Which Are Operating Expenses, Which Are Not?
Operating expenses are ongoing costs to maintain and keep a rental property investment in service. Typically they represent a huge financial chunk of what real estate investors must pay to own rental property and ultimately play a major role in the real estate investment decision.
It's crucial when creating a real estate analysis, therefore, that you understand which costs are classified as operating expenses, and which are not, because it's not uncommon for novices to be somewhat confused.
So for those of you who are new to real estate investing, here's a brief overview of the types of costs you want to include as an operating expense and those that you do not want to include.
DO INCLUDE expenses like these:
- Property taxes
- Property insurance
- Water and sewer
- Garbage collection
- Property management
- Maintenance and repairs
- Pool service
DO NOT INCLUDE:
- Debt service
- Investor income taxes
- Replacement reserves
- Capital improvements
1. INCLUDED: These are operating expenses because they are costs that affect the day-to-day operation of the investment and are considered necessary to keep the revenue stream flowing. Other examples would include costs for administrative and accounting, telephone, supplies, snow removal, janitorial service, pest control, advertising and so on.
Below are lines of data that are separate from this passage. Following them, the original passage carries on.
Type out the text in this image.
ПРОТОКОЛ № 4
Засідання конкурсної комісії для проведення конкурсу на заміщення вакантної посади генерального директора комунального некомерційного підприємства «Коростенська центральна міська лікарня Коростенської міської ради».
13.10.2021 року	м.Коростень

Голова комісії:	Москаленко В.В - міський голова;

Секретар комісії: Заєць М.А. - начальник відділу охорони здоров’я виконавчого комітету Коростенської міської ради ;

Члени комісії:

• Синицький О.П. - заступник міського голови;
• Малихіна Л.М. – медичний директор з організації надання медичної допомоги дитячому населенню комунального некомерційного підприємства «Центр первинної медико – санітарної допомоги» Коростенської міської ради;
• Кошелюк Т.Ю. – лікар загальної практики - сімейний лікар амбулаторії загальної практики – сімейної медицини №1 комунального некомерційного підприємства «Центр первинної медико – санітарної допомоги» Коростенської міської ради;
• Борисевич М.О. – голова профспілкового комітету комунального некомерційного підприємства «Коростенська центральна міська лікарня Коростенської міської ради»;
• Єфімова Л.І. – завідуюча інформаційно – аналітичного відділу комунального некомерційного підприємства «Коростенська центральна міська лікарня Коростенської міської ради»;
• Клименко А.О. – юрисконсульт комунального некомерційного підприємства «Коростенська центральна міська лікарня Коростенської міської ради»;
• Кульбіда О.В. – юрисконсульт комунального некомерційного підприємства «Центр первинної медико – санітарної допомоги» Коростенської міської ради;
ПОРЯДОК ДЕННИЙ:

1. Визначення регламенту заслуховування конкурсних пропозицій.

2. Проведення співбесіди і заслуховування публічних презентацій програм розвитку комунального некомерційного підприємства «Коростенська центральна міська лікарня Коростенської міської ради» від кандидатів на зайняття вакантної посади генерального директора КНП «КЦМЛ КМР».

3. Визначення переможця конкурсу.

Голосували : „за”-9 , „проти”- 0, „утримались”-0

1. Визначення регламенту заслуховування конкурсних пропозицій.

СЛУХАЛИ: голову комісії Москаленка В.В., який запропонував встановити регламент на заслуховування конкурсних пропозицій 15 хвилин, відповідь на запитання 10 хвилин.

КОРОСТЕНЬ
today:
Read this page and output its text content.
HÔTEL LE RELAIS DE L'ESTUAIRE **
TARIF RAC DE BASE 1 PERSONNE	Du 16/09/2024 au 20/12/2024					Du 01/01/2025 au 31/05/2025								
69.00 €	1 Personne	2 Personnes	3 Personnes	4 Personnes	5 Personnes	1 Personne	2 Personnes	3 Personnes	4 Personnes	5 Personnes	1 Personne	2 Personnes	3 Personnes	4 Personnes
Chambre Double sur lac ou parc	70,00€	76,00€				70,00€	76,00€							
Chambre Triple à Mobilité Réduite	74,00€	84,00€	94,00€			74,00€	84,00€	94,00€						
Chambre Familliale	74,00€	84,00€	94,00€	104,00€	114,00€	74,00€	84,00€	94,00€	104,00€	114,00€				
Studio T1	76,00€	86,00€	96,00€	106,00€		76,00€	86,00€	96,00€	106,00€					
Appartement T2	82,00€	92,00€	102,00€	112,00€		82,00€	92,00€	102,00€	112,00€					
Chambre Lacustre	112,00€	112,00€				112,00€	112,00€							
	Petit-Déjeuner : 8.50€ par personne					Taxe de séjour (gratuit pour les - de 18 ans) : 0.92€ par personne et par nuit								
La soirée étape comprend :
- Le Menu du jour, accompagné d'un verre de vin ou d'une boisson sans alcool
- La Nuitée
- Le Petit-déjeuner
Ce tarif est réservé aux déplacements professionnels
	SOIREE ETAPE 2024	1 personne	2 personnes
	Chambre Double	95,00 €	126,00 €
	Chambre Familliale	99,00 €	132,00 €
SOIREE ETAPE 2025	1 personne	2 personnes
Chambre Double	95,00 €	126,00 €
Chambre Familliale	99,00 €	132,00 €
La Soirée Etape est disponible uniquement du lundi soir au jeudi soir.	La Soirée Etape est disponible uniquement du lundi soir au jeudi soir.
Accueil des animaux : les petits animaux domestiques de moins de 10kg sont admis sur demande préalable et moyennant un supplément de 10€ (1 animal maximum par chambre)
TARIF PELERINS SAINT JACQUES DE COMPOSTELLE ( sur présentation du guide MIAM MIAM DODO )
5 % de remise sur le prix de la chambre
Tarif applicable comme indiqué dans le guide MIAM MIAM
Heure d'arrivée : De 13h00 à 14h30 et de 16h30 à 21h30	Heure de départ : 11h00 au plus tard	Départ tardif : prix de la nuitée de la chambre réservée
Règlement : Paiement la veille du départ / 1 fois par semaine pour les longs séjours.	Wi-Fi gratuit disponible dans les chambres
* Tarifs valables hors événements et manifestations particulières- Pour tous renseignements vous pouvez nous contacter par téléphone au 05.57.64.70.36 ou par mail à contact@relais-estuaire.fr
2. NOT INCLUDED: These are not an operating expense because they are not directly related to the property's core operations. Missing a mortgage payment, for instance, will have not affect the property's ability to produce income.
Why It Matters
Operating expense is a key component in the calculation for the investor's cash flow, rates of return and profitability. Therefore when it's skewed with faulty data the ability to determine whether the investment is profitable is skewed.